Could the SPLC’s actions fall within this category? The bank’s internal investigation suggests, at minimum, that the bank thought the SPLC’s account arrangement may have been improper. But the indictment does not say whether the bank referred the matter to the Justice Department for a criminal investigation, or whether the bank requested that the SPLC close the accounts. It is also unclear whether or not bank officials knew all along that these accounts were operated by the SPLC.
Another troubling aspect of the indictment is its target: the SPLC itself. The Justice Department chose to bring these charges against the nonprofit itself, rather than the individual members who allegedly committed the underlying offenses. The SPLC, obviously, cannot be jailed if it found guilty. But it could be forced to forfeit “any property, real or personal, which represents or is traceable to the gross receipts obtained, directly or indirectly, from the offenses” that were alleged.
In other words, this looks like an intentional effort to financially damage or destroy the SPLC as an organization, rather than merely punish specific offenses.

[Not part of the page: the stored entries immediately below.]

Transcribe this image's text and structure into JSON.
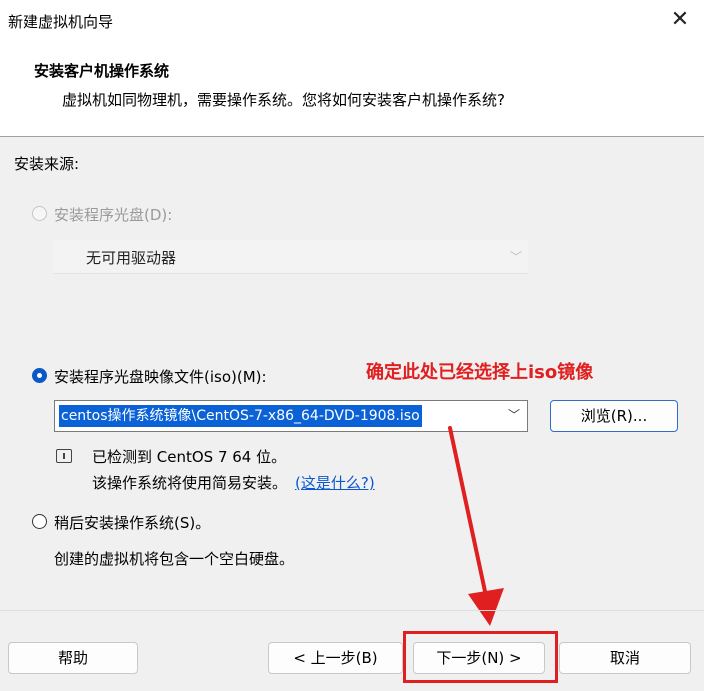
{
  "window": {
    "title": "新建虚拟机向导",
    "close_glyph": "✕"
  },
  "header": {
    "title": "安装客户机操作系统",
    "subtitle": "虚拟机如同物理机，需要操作系统。您将如何安装客户机操作系统?"
  },
  "source": {
    "label": "安装来源:",
    "disc": {
      "label": "安装程序光盘(D):",
      "selected": false,
      "enabled": false,
      "combo_value": "无可用驱动器"
    },
    "iso": {
      "label": "安装程序光盘映像文件(iso)(M):",
      "selected": true,
      "combo_value": "centos操作系统镜像\\CentOS-7-x86_64-DVD-1908.iso",
      "browse_label": "浏览(R)..."
    },
    "detect": {
      "line1": "已检测到 CentOS 7 64 位。",
      "line2": "该操作系统将使用简易安装。",
      "link": "(这是什么?)"
    },
    "later": {
      "label": "稍后安装操作系统(S)。",
      "selected": false,
      "note": "创建的虚拟机将包含一个空白硬盘。"
    }
  },
  "annotation": {
    "text": "确定此处已经选择上iso镜像",
    "color": "#e02020"
  },
  "footer": {
    "help": "帮助",
    "back": "< 上一步(B)",
    "next": "下一步(N) >",
    "cancel": "取消"
  },
  "colors": {
    "accent": "#0a59c9",
    "selection": "#0a62d6",
    "annotation": "#e02020"
  }
}
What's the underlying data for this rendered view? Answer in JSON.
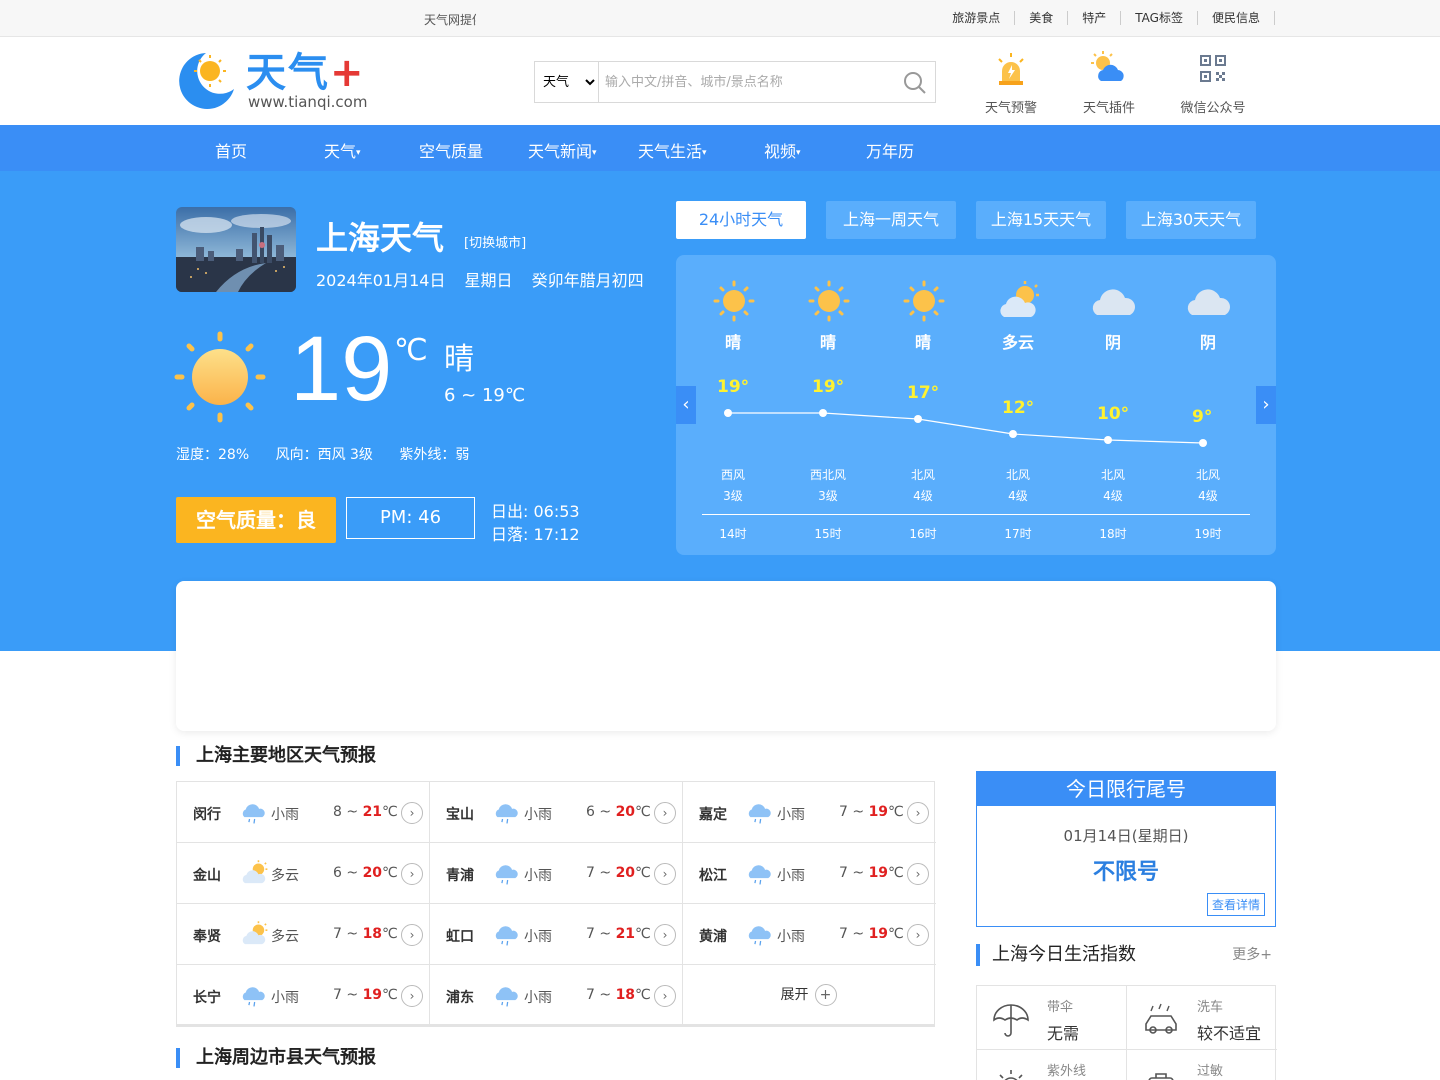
{
  "topbar": {
    "notice": "天气网提供",
    "links": [
      "旅游景点",
      "美食",
      "特产",
      "TAG标签",
      "便民信息"
    ]
  },
  "header": {
    "brand": "天气",
    "brand_plus": "+",
    "url": "www.tianqi.com",
    "search_select": "天气",
    "search_placeholder": "输入中文/拼音、城市/景点名称",
    "tools": [
      {
        "label": "天气预警",
        "icon": "alert-icon"
      },
      {
        "label": "天气插件",
        "icon": "plugin-icon"
      },
      {
        "label": "微信公众号",
        "icon": "qrcode-icon"
      }
    ]
  },
  "nav": [
    {
      "label": "首页",
      "caret": ""
    },
    {
      "label": "天气",
      "caret": "▾"
    },
    {
      "label": "空气质量",
      "caret": ""
    },
    {
      "label": "天气新闻",
      "caret": "▾"
    },
    {
      "label": "天气生活",
      "caret": "▾"
    },
    {
      "label": "视频",
      "caret": "▾"
    },
    {
      "label": "万年历",
      "caret": ""
    }
  ],
  "current": {
    "city": "上海天气",
    "switch": "[切换城市]",
    "date": "2024年01月14日",
    "weekday": "星期日",
    "lunar": "癸卯年腊月初四",
    "temp": "19",
    "unit": "℃",
    "condition": "晴",
    "range": "6 ~ 19℃",
    "humidity": "湿度：28%",
    "wind": "风向：西风 3级",
    "uv": "紫外线：弱",
    "aqi": "空气质量：良",
    "pm": "PM: 46",
    "sunrise": "日出: 06:53",
    "sunset": "日落: 17:12"
  },
  "tabs": [
    "24小时天气",
    "上海一周天气",
    "上海15天天气",
    "上海30天天气"
  ],
  "hourly": [
    {
      "hour": "14时",
      "cond": "晴",
      "temp": 19,
      "temp_label": "19°",
      "wind_dir": "西风",
      "wind_lv": "3级",
      "icon": "sun"
    },
    {
      "hour": "15时",
      "cond": "晴",
      "temp": 19,
      "temp_label": "19°",
      "wind_dir": "西北风",
      "wind_lv": "3级",
      "icon": "sun"
    },
    {
      "hour": "16时",
      "cond": "晴",
      "temp": 17,
      "temp_label": "17°",
      "wind_dir": "北风",
      "wind_lv": "4级",
      "icon": "sun"
    },
    {
      "hour": "17时",
      "cond": "多云",
      "temp": 12,
      "temp_label": "12°",
      "wind_dir": "北风",
      "wind_lv": "4级",
      "icon": "partly"
    },
    {
      "hour": "18时",
      "cond": "阴",
      "temp": 10,
      "temp_label": "10°",
      "wind_dir": "北风",
      "wind_lv": "4级",
      "icon": "cloud"
    },
    {
      "hour": "19时",
      "cond": "阴",
      "temp": 9,
      "temp_label": "9°",
      "wind_dir": "北风",
      "wind_lv": "4级",
      "icon": "cloud"
    }
  ],
  "regions_title": "上海主要地区天气预报",
  "regions": [
    {
      "name": "闵行",
      "cond": "小雨",
      "lo": "8",
      "hi": "21",
      "icon": "rain"
    },
    {
      "name": "宝山",
      "cond": "小雨",
      "lo": "6",
      "hi": "20",
      "icon": "rain"
    },
    {
      "name": "嘉定",
      "cond": "小雨",
      "lo": "7",
      "hi": "19",
      "icon": "rain"
    },
    {
      "name": "金山",
      "cond": "多云",
      "lo": "6",
      "hi": "20",
      "icon": "partly"
    },
    {
      "name": "青浦",
      "cond": "小雨",
      "lo": "7",
      "hi": "20",
      "icon": "rain"
    },
    {
      "name": "松江",
      "cond": "小雨",
      "lo": "7",
      "hi": "19",
      "icon": "rain"
    },
    {
      "name": "奉贤",
      "cond": "多云",
      "lo": "7",
      "hi": "18",
      "icon": "partly"
    },
    {
      "name": "虹口",
      "cond": "小雨",
      "lo": "7",
      "hi": "21",
      "icon": "rain"
    },
    {
      "name": "黄浦",
      "cond": "小雨",
      "lo": "7",
      "hi": "19",
      "icon": "rain"
    },
    {
      "name": "长宁",
      "cond": "小雨",
      "lo": "7",
      "hi": "19",
      "icon": "rain"
    },
    {
      "name": "浦东",
      "cond": "小雨",
      "lo": "7",
      "hi": "18",
      "icon": "rain"
    }
  ],
  "range_sep": " ~ ",
  "deg": "℃",
  "go": "›",
  "expand": "展开",
  "expand_plus": "+",
  "nearby_title": "上海周边市县天气预报",
  "limit": {
    "title": "今日限行尾号",
    "date": "01月14日(星期日)",
    "value": "不限号",
    "button": "查看详情"
  },
  "life": {
    "title": "上海今日生活指数",
    "more": "更多+",
    "items": [
      {
        "name": "带伞",
        "value": "无需",
        "icon": "umbrella-icon"
      },
      {
        "name": "洗车",
        "value": "较不适宜",
        "icon": "car-wash-icon"
      },
      {
        "name": "紫外线",
        "value": "",
        "icon": "uv-icon"
      },
      {
        "name": "过敏",
        "value": "",
        "icon": "allergy-icon"
      }
    ]
  },
  "colors": {
    "accent": "#3a8ef6",
    "hero": "#3a9cf8",
    "aqi": "#fbb520",
    "hot": "#e02020",
    "hourly_temp": "#fff230"
  }
}
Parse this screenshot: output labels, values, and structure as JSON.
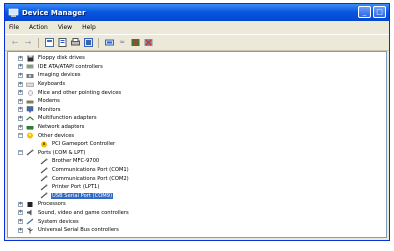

Conservatives have largely cheered this prospect. National Review’s Dan McLaughlin described the indictment as a “richly deserved humiliation and comeuppance for one of the most toxic organizations in American politics” and “objectively hilarious,” even as he acknowledged that the charges “may not stick legally” and that the Justice Department’s recent track record of allegations “should give us pause.”
Why the ire towards the SPLC? In recent decades, mainstream conservatives have often criticized the SPLC for categorizing anti-LGBTQ organizations as “hate groups,” arguing that the label unfairly treats them as akin to the Klan. Kristen Waggoner, who runs the conservative legal group Alliance Defending Freedom, claimed in a Wall Street Journal op-ed in 2025 after Charlie Kirk’s assassination that the SPLC’s labeling of Talking Points USA and her own organization “encourages violence.” There is no evidence that the SPLC’s labeling had anything to do with Kirk’s murder.
The Trump administration had already taken steps to break ties with the SPLC even before the indictments, citing its research into far-right traditionalist Catholic groups. “The Southern Poverty Law Center long ago abandoned civil rights work and turned into a partisan smear machine,” FBI Director Kash Patel wrote on Twitter last year. “Their so-called ‘hate map’ has been used to defame mainstream Americans and even inspired violence.” He did not specify which, if any, acts of violence the organization’s research had inspired.
That brings us back to Blanche’s claims that the organization was “paying sources to stoke racial hatred.” A cynical observer might suspect that the Trump Justice Department’s goal is to blame the work of white-nationalist groups on the civil-rights groups that oppose them. There is a long history of Klan denialism in this country that minimizes the actions of violent white supremacists, often by blaming its actions on their victims and opponents.
It is horrifying to see the Justice Department, whose original mission was to fight the Klan, engage in similar denialism. At least some conservative commentators appear to be buying it, too. “Given the small and marginal nature of these groups, the obvious conclusion is that the SPLC found that demand for racism outstripped the supply, so it had to spread cash around to keep talking up these fringe groups,” McLaughlin wrote.
In reality, there has been an alarming resurgence in white-supremacist organizations since Trump first captured the presidency in 2016. White-nationalist rhetoric, which was once politically fatal ten years ago, is now regularly espoused by Trump administration officials and even by official government publications. Now the Justice Department is throwing its full weight behind a flimsy prosecution in an effort to destroy one of the Klan’s greatest opponents. There is no subtlety about what is happening here.